The aforementioned lattes, scones and pancakes are delicious, I’m sure, but they owe their flavor to pumpkin as much as a green Jolly Rancher gains its tart/sweet bite from apple juice. Rather than stew, I stood up and entered the kitchen, pulling a container of freshly roasted Galeux d’Eysines pumpkin out of the fridge. I combined it with oatmeal and baking spices, two tablespoons of maple sugar and a pinch of salt.

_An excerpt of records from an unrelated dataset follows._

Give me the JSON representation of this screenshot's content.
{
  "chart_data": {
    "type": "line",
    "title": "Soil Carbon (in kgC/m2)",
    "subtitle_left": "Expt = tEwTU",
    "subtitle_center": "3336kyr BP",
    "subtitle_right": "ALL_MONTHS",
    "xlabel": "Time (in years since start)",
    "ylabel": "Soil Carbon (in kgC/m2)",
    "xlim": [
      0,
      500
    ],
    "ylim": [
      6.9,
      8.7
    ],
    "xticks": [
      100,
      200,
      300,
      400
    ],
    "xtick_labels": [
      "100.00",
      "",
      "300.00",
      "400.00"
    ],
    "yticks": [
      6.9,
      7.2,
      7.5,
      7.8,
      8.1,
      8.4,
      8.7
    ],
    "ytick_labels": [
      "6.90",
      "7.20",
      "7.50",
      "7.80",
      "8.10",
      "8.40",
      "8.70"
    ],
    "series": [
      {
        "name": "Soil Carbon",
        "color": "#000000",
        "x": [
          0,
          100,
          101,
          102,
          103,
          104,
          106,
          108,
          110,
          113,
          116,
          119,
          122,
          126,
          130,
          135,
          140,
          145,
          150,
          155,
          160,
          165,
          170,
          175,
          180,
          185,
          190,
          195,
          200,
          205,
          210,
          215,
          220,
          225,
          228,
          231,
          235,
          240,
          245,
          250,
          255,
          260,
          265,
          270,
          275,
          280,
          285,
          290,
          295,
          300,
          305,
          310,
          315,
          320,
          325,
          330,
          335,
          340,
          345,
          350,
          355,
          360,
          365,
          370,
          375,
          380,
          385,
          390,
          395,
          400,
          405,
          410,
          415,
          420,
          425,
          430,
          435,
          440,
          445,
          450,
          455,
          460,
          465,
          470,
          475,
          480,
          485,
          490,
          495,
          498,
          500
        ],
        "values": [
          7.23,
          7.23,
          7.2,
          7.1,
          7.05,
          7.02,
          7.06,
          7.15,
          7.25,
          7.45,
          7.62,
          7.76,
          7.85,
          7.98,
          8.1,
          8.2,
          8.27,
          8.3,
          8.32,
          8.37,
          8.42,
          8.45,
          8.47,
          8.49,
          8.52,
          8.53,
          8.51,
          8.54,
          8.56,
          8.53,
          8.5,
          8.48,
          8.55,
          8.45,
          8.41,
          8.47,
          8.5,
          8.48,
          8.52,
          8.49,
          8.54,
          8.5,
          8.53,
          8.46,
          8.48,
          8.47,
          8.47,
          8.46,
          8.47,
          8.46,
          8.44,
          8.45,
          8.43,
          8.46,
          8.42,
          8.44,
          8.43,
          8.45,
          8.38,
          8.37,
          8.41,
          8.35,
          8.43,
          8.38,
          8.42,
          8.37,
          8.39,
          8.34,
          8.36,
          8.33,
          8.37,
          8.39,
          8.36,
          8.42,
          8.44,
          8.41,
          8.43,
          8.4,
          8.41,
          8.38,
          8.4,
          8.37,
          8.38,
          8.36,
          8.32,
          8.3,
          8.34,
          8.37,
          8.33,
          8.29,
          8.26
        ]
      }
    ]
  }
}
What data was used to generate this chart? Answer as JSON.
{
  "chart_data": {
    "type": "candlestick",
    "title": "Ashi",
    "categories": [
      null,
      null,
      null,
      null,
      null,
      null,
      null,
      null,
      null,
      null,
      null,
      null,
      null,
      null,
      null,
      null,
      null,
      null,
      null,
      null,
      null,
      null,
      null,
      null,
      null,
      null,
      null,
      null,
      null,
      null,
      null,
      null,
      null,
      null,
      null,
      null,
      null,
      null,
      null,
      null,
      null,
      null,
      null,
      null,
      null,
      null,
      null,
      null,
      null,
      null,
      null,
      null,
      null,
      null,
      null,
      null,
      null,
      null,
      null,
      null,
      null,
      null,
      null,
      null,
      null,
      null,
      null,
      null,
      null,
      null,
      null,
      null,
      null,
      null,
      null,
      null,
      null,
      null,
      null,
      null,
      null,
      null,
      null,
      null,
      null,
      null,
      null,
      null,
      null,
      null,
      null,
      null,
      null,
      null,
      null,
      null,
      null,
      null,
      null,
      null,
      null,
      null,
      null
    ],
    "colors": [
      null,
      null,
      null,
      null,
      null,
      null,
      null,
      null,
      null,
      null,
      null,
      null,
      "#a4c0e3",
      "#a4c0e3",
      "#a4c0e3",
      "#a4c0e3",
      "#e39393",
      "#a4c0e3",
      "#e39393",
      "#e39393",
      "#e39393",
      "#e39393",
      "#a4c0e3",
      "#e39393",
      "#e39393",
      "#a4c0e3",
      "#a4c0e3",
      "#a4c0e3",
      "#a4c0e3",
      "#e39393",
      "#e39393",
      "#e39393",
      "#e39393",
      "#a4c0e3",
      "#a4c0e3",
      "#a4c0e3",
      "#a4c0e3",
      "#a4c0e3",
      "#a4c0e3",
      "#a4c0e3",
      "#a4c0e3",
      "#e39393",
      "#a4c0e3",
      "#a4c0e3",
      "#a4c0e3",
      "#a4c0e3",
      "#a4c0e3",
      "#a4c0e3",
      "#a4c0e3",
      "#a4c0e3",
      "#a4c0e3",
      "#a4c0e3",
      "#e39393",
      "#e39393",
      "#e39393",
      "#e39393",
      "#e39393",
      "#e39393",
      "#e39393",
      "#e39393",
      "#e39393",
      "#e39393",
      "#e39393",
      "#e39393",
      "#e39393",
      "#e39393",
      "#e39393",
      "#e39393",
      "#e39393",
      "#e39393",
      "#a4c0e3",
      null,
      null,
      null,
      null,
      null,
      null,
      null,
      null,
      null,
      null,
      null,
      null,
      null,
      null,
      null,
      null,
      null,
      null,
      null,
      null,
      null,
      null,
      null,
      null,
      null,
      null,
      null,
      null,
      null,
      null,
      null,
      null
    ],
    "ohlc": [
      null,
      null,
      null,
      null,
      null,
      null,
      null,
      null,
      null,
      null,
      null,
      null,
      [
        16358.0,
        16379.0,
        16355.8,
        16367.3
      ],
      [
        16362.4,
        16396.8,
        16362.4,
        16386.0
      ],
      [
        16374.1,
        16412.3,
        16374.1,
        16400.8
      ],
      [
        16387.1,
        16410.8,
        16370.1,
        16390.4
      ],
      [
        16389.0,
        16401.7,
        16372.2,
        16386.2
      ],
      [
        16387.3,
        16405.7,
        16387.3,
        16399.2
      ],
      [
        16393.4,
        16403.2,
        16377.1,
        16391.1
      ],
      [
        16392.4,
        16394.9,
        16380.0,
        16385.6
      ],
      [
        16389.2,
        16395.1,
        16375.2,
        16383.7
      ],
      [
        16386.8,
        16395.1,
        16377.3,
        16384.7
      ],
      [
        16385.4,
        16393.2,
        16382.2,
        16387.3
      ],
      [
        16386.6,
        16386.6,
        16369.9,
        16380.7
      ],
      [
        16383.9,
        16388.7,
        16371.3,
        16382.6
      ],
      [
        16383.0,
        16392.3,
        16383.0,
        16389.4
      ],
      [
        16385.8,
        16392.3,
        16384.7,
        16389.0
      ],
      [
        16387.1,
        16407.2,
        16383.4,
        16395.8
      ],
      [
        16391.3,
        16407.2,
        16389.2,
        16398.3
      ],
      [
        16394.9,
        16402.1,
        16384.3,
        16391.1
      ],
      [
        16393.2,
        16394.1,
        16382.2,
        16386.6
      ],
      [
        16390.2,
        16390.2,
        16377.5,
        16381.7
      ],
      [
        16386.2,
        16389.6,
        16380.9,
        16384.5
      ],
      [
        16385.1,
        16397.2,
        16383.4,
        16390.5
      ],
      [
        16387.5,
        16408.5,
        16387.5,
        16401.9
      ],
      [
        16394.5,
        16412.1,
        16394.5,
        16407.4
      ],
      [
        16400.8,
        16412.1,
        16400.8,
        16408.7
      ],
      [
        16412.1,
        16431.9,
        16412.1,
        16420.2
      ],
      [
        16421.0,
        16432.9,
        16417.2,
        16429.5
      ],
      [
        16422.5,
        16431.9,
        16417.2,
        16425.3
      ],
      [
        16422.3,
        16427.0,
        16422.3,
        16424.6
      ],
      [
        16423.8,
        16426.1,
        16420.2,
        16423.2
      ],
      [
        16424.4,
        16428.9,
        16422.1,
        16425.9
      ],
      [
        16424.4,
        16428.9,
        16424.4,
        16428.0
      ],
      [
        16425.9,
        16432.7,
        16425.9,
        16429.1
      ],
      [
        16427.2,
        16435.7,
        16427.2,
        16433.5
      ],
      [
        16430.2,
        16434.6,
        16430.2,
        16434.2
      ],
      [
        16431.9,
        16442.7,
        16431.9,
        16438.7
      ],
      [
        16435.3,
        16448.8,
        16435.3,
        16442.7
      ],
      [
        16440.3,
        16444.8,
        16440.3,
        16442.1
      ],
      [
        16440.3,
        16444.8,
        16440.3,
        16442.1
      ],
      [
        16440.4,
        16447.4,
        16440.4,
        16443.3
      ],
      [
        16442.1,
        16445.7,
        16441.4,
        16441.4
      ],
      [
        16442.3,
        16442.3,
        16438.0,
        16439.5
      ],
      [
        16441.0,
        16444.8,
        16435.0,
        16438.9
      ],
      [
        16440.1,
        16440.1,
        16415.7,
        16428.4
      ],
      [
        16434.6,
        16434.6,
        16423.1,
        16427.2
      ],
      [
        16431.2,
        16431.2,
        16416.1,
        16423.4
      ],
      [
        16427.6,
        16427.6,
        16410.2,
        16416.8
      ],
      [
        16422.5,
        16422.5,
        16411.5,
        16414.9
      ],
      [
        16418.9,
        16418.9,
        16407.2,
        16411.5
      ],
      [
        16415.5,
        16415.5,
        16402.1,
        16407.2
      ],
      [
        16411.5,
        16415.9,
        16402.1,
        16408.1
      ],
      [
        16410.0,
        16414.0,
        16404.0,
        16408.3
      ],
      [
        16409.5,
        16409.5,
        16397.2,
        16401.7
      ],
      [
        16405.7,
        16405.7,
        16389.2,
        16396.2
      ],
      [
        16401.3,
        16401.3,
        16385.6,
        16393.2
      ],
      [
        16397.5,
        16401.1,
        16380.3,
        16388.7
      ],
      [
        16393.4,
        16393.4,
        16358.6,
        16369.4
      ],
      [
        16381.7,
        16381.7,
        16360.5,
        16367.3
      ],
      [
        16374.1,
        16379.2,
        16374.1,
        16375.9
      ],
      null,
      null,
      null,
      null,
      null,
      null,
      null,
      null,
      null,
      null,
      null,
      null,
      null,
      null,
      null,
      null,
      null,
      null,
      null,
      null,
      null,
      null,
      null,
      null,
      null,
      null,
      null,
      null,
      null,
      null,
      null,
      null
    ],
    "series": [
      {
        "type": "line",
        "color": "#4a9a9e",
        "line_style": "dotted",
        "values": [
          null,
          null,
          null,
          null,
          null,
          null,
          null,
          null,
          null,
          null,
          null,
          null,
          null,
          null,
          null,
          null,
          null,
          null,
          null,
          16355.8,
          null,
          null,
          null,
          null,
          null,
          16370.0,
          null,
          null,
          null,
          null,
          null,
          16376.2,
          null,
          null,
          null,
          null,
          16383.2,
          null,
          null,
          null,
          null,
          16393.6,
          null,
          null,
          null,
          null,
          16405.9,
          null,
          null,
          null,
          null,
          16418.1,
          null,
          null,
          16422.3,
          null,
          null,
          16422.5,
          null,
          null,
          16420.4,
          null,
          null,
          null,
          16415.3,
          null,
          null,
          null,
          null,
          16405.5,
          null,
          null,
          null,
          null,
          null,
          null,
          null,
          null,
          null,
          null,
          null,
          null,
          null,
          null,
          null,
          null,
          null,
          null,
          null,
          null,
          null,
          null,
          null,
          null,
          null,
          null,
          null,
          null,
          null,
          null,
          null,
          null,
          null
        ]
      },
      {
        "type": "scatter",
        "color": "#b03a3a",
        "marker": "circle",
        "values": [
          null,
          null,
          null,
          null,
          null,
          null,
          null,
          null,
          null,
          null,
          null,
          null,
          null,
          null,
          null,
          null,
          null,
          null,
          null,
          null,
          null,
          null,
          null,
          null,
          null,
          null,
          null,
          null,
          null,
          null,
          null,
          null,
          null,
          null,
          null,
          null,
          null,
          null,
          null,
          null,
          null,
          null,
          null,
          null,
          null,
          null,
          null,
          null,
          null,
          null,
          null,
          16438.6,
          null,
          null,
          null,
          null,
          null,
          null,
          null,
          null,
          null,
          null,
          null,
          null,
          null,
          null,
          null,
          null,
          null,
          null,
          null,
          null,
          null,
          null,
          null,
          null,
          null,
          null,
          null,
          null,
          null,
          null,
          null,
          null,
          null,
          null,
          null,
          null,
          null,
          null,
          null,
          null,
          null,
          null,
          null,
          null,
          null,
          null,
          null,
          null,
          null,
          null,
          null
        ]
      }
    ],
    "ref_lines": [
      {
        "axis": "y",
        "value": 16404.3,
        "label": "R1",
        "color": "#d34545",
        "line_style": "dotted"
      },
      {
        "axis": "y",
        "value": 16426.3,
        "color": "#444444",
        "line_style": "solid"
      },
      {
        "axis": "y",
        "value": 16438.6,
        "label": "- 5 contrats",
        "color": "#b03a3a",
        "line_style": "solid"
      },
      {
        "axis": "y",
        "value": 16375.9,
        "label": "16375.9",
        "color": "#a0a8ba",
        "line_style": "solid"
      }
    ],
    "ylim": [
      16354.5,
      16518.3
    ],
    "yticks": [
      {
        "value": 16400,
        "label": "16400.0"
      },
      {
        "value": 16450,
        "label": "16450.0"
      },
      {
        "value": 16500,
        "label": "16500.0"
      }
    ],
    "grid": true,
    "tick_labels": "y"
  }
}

And…? Success! Pumpkin spice that tasted like pumpkin. A breakfast with enough fibre to make every dietary organization in America faint with delight. Most importantly, it was hearty and delicious, the perfect start to a crisp fall or brisk winter day. You could even enjoy it with a latte.
Pumpkin Spice Oatmeal
Serves 4
Fresh pumpkin makes his extra special. Roast a peanut pumpkin, Speckled Hound, Long Island Cheese or Hubbard. Or open up a can. Just make sure there’s real pumpkin.
Ingredients:
- 1 cup fresh pumpkin purée
- 1 cup oatmeal
- 3 tbs maple or brown sugar
- 1/2 tsp cinnamon
- 1/8 tsp ginger
- 1/8 tsp nutmeg
- 1/8 tsp ground cloves
- 1/8 tsp ground all spice
- Pinch of salt
- 3 cups water
Directions:
- Mix together all ingredients in a small saucepan.
- Cook over medium heat, stirring as oatmeal thickens.
- Cook to desired thickness, remove from heat and serve.
Delicious! I just roasted a part of a gooseneck pumpkin left over from my CSA and was planning to make a big batch of oatmeal anyway. Nice to have “pumpkin spice” something with real pumpkin in it. Thank you!